The quantity of job seekers is there, so why aren’t the employers?
The most common reason we hear is a question of the quality of candidates. There’s a common misconception that the job seekers using smartphones are less serious about their search or underqualified for most positions.
However, these reservations may be a bit misplaced. The CareerBuilder survey found that a considerable percentage of employees currently working in high-skill fields (including many who are applying for leadership positions) rely on their mobile devices for job searching. Most notably, 45 percent of job seekers currently employed in a healthcare occupation say they search for jobs via mobile — 18 percentage points more than the average for all employed job seekers. Additionally, Google data shows that nurses, allied health, and dental positions are all among the top positions searched for via mobile devices.

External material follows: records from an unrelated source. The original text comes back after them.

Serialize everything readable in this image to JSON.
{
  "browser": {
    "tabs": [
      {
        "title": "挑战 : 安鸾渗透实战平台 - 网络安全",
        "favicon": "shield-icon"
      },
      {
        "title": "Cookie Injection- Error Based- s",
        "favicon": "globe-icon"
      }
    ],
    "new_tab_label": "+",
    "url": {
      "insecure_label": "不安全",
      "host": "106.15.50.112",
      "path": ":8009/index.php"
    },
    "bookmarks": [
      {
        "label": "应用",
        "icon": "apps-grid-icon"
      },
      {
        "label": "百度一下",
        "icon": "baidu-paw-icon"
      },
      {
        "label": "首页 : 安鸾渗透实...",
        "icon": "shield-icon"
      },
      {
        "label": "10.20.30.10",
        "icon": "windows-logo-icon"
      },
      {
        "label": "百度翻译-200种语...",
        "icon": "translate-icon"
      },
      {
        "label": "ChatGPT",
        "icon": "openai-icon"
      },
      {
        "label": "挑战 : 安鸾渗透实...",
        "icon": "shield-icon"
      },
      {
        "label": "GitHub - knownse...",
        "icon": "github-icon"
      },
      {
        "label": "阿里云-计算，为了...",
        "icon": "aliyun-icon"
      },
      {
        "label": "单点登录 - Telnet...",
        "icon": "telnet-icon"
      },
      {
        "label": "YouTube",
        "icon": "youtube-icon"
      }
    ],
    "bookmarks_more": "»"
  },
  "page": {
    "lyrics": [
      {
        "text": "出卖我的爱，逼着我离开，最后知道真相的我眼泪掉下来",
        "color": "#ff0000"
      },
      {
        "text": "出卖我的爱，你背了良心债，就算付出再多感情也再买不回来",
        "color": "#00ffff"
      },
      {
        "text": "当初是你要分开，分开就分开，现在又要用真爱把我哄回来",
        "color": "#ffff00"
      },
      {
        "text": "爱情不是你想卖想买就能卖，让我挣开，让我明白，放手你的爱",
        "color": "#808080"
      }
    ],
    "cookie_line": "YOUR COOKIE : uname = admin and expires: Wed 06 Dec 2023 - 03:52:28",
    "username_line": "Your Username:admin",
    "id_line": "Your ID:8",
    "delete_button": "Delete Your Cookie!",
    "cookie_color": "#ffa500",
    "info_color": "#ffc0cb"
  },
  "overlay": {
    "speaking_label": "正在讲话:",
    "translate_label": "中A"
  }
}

The data shows that it is not only lower-income job seekers making use of mobile technology in their hunt. While workers making less than $50,000 are the most likely to search for jobs on a mobile device, 18 percent of job seekers making between $50,000 and $75,000 are likely to job hunt via mobile, too. And of those making more than $75,000 annually? Twenty-one percent search for new jobs on a mobile device. Those are hardly low-quality candidates.
Not only is mobile being used across salary ranges, but it spans the spectrum of employment levels as well. A separate CareerBuilder study found that 41 percent of unemployed job seekers regularly search job boards via smartphones. So do 38 percent of candidates (both employed and unemployed) applying for executive-level positions. Sixty-five percent of applicants to executive positions use tablets.
Career pages that are not optimized for mobile devices makes it considerably more difficult for job seekers. In many cases, they can find themselves trying to complete online applications that are 10 or even 20 pages long, with difficult text input methods and small text. These frustrations not only lead to a much lower application completion rate, but also count against the company in the mind of the job seeker. CareerBuilder survey research shows that 65 percent of workers who search for jobs via mobile devices will leave a website if it is not mobile-optimized; 40 percent walk away with a more negative opinion of the company. Since CareerBuilder enhanced the mobile apply process for all of its U.S. clients (all U.S. clients who use CareerBuilder’s apply process and do not host their own), mobile applications increased by 50 percent.
Bottom line, mobile is becoming the primary means for people to access the Internet for personal and professional use, and a “mobile-unfriendly” environment can lead to missed opportunities. A Pew study found that 34 percent of cell Internet users mostly go online using their cell phones.
The sooner employers realize that high-quality candidates are part of the mobile recruitment audience, the sooner they can capitalize on this trend. The high-caliber job seekers are there, and it’s time employers catch up.